Hyperloop technology would allow passengers to travel at speeds upwards of 1,000 km/h between cities through vacuum pipelines. The passenger and cargo pods would be able to travel at high speeds because there would by almost no air resistance.

TransPod hopes to build a 10 kilometre test track near Calgary. In the long term, it would hope to extend that track into a permanent link between Alberta’s two largest cities.

So far, the city has handed out $1.5 million from the OCIF. Last week, Calgary Economic Development announced tech start-up MobSquad would create 150 jobs with its funding.

TransPod’s application would seem to tick all of the boxes the OCIF is asking for. In addition to creating jobs and economic development for the city, the new technology could spur innovation, align with oil pipeline expertise already present in the city, and align with the province’s interest in connecting Edmonton and Calgary with some form of high speed rail.

The city has expressed its support in principal for TransPod’s goals, but a report that went before the Transportation and Transit Committee last week noted that construction and operation of a hyperloop test track falls outside the city’s jurisdiction.

LiveWire reached out to the province’s department of transportation, which confirmed it continues to meet and exchange information with TransPod.
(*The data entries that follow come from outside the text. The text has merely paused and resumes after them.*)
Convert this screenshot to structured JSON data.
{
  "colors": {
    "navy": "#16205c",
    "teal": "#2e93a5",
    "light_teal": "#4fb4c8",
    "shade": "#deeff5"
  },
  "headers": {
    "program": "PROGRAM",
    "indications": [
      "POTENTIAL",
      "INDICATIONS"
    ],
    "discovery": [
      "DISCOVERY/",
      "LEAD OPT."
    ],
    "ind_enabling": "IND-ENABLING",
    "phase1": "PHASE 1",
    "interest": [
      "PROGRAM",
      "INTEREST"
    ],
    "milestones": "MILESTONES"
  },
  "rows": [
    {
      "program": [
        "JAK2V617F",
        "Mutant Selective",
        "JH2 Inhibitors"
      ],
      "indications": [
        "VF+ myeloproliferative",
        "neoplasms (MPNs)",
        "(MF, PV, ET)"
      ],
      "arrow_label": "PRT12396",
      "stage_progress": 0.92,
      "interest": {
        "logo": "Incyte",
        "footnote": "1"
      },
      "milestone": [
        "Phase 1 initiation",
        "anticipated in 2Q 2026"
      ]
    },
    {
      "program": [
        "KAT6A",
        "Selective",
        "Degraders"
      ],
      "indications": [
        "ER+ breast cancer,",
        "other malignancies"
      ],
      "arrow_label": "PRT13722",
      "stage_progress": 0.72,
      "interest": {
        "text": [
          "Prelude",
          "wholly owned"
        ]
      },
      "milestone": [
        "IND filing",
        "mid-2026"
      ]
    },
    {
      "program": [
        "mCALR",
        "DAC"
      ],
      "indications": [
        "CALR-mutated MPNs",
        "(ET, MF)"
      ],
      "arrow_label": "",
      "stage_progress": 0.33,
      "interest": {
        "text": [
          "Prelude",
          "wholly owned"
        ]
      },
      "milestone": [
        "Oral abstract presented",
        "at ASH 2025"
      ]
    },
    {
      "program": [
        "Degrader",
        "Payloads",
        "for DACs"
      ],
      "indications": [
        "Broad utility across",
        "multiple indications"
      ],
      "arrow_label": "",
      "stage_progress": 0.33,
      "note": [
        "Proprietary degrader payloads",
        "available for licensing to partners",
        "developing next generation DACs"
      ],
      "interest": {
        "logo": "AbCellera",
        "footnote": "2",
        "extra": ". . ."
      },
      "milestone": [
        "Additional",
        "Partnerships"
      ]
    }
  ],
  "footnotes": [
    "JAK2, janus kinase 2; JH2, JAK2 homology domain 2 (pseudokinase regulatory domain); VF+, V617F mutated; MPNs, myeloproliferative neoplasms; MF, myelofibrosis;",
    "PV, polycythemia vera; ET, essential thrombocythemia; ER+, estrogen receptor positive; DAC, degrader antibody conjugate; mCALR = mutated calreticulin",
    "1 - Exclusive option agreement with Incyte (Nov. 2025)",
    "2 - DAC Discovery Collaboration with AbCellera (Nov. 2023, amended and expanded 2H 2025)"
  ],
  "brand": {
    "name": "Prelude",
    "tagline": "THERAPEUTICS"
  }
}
In a written statement, the department said it supports the project in principal but requires more information from the company.

“No financial commitment has been made to TransPod, or is currently being considered, outside of the potential use of provincially-owned land for the development of a test track, which would require a lease of the land to TransPod,” read the statement.”

Gendron said TransPod has also been in contact with Alberta’s Ministry of Economic Development and Trade.

He said his company and the province has been exchanging information nearly every week since June. In mid-September, TransPod provided a detailed proposal to the province indicating its shot, medium and long-term goals in Alberta.

In June, Gendron told LiveWire that without a serious commitment from the province, they would take their test track to other markets in Europe, which have expressed interest in hosting them.

For now he remains committed to Alberta.

“So far it sounds like they’re interested, so we’ll continue,” he said.